No documento, a estrutura distrital começa por sublinhar que “as eleições presidenciais são um dos momentos mais exigentes da nossa vida democrática, porque convocam não apenas a escolha de um nome, mas um juízo sério sobre o modelo de sociedade e de Estado que queremos preservar”.
Relativamente à primeira volta, a Direção Distrital do CDS-PP Algarve recorda que assumiu “uma posição de independência crítica, porque entendemos, em consciência, que nenhuma das candidaturas então apresentadas correspondia plenamente à nossa visão institucional da Presidência da República, que deve corresponder a uma magistratura de influência, moderadora, respeitadora da Constituição e colocada ao serviço do bem comum”.
Segundo o comunicado, essa posição foi “clara, responsável e coerente com a tradição do CDS-PP, um partido que sempre soube distinguir entre a disputa partidária e a defesa do regime democrático”.
A estrutura distrital considera que a entrada na segunda volta ocorre “num quadro político mais exigente, onde a neutralidade não pode significar indiferença nem equidistância moral”, defendendo, a propósito, a citação de Freitas do Amaral segundo a qual “o pluralismo democrático exige contenção, equilíbrio e lealdade constitucional, sob pena de se transformar em confronto destrutivo”.

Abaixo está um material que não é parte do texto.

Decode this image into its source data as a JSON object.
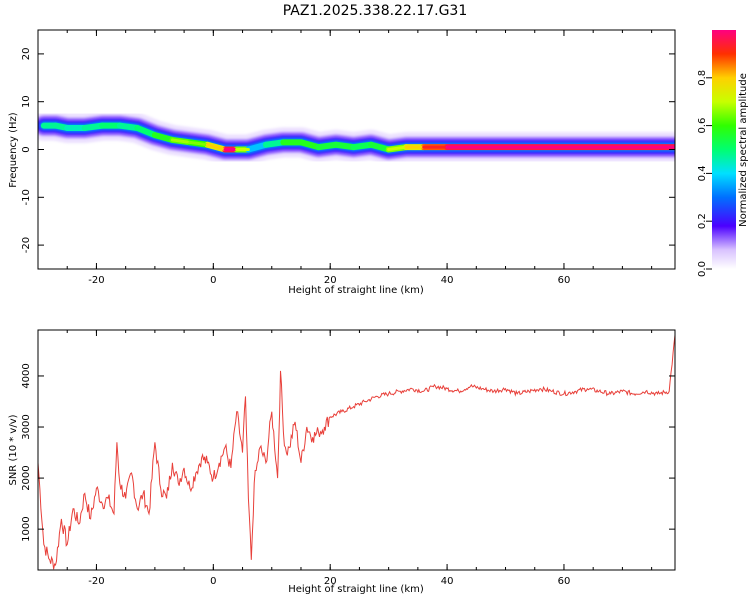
{
  "title": "PAZ1.2025.338.22.17.G31",
  "chart_data": [
    {
      "type": "heatmap",
      "xlabel": "Height of straight line (km)",
      "ylabel": "Frequency (Hz)",
      "xlim": [
        -30,
        79
      ],
      "ylim": [
        -25,
        25
      ],
      "xticks": [
        -20,
        0,
        20,
        40,
        60
      ],
      "yticks": [
        -20,
        -10,
        0,
        10,
        20
      ],
      "ridge": {
        "x": [
          -29,
          -27,
          -25,
          -22,
          -19,
          -16,
          -13,
          -10,
          -7,
          -4,
          -1,
          2,
          4,
          6,
          9,
          12,
          15,
          18,
          21,
          24,
          27,
          30,
          33,
          36,
          40,
          79
        ],
        "freq": [
          5,
          5,
          4.5,
          4.5,
          5,
          5,
          4.5,
          3,
          2,
          1.5,
          1,
          0,
          0,
          0,
          1,
          1.5,
          1.5,
          0.5,
          1,
          0.5,
          1,
          0,
          0.5,
          0.5,
          0.5,
          0.5
        ],
        "amp": [
          0.45,
          0.5,
          0.45,
          0.45,
          0.5,
          0.5,
          0.45,
          0.55,
          0.6,
          0.65,
          0.55,
          0.95,
          0.95,
          0.35,
          0.4,
          0.55,
          0.6,
          0.55,
          0.55,
          0.55,
          0.5,
          0.6,
          0.7,
          0.8,
          0.95,
          0.95
        ]
      },
      "colorbar": {
        "label": "Normalized spectral amplitude",
        "range": [
          0,
          1
        ],
        "ticks": [
          "0.0",
          "0.2",
          "0.4",
          "0.6",
          "0.8"
        ]
      }
    },
    {
      "type": "line",
      "xlabel": "Height of straight line (km)",
      "ylabel": "SNR (10 * v/v)",
      "xlim": [
        -30,
        79
      ],
      "ylim": [
        200,
        4900
      ],
      "xticks": [
        -20,
        0,
        20,
        40,
        60
      ],
      "yticks": [
        1000,
        2000,
        3000,
        4000
      ],
      "series": [
        {
          "name": "SNR",
          "color": "#e8403a",
          "x": [
            -30,
            -29,
            -28,
            -27,
            -26,
            -25,
            -24,
            -23,
            -22,
            -21,
            -20,
            -19,
            -18,
            -17,
            -16.5,
            -16,
            -15,
            -14,
            -13,
            -12,
            -11,
            -10,
            -9,
            -8,
            -7,
            -6,
            -5,
            -4,
            -3,
            -2,
            -1,
            0,
            1,
            2,
            3,
            4,
            5,
            5.5,
            6,
            6.5,
            7,
            8,
            9,
            10,
            11,
            11.5,
            12,
            12.5,
            13,
            14,
            15,
            16,
            17,
            18,
            19,
            20,
            22,
            24,
            26,
            28,
            30,
            32,
            34,
            36,
            38,
            40,
            42,
            44,
            46,
            48,
            50,
            52,
            54,
            56,
            58,
            60,
            62,
            64,
            66,
            68,
            70,
            72,
            74,
            76,
            78,
            79
          ],
          "y": [
            2300,
            700,
            400,
            300,
            1200,
            700,
            1400,
            1100,
            1700,
            1200,
            1800,
            1500,
            1600,
            1300,
            2700,
            1900,
            1600,
            2100,
            1400,
            1700,
            1300,
            2700,
            1800,
            1600,
            2300,
            1900,
            2200,
            1800,
            2100,
            2400,
            2300,
            2000,
            2300,
            2600,
            2200,
            3300,
            2500,
            3600,
            1600,
            400,
            1900,
            2600,
            2300,
            3300,
            2000,
            4100,
            2900,
            2500,
            2600,
            3100,
            2300,
            3000,
            2800,
            2900,
            3000,
            3200,
            3300,
            3400,
            3500,
            3600,
            3650,
            3700,
            3750,
            3700,
            3800,
            3750,
            3700,
            3800,
            3750,
            3700,
            3750,
            3650,
            3700,
            3750,
            3700,
            3650,
            3700,
            3750,
            3700,
            3650,
            3700,
            3650,
            3700,
            3650,
            3700,
            4800
          ]
        }
      ]
    }
  ]
}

No mesmo texto, o CDS-PP reafirma a sua identidade política, sublinhando que “o CDS-PP é um partido de matriz democrata-cristã, humanista e personalista, ancorado na Doutrina Social da Igreja, que coloca a vida, a dignidade da pessoa humana, a família, a liberdade responsável, a coesão social e o Estado de direito no centro da ação política”. Neste contexto, considera ser necessário afirmar “com clareza política que um Presidente da República não pode ser um fator permanente de conflito institucional, nem um agente de deslegitimação do Parlamento, da Justiça ou do sistema constitucional”.
O comunicado alerta ainda que “a crítica política é legítima e necessária, mas o populismo, o extremismo e a exploração do ressentimento social representam riscos reais para a democracia plural que construímos com tanto esforço”.
Sobre a segunda volta das eleições presidenciais, a Comissão Política Distrital sustenta que “o voto na segunda volta não é, para muitos, uma escolha de afinidade ideológica. É, sobretudo, um ato de responsabilidade, um juízo prudencial sobre quem oferece maiores garantias de estabilidade institucional, respeito pela separação de poderes, defesa das liberdades fundamentais e manutenção de Portugal no espaço europeu e atlântico que sempre foi estratégico para o nosso país”.
O CDS-PP esclarece que não impõe “um sentido de voto, somos democratas e institucionalistas. Respeitamos a consciência individual de cada militante”, mas reafirma que “perante ameaças ao Estado de direito, a prioridade política e moral é inequívoca e deverá defender a democracia, as instituições da República e o quadro constitucional que permite ao centro-direita democrático existir, competir e governar”.
A Comissão Política Distrital conclui apelando à responsabilidade individual, defendendo que “que cada um vote, vote com consciência, vote com sentido de Estado, liberdade e fiel aos valores que sempre fizeram do CDS-PP um pilar responsável da democracia portuguesa”.
O comunicado termina com a citação de Adelino Amaro da Costa: “A democracia não se defende com aventuras nem com radicalismos, mas com instituições fortes, respeito pelas regras e sentido de Estado”.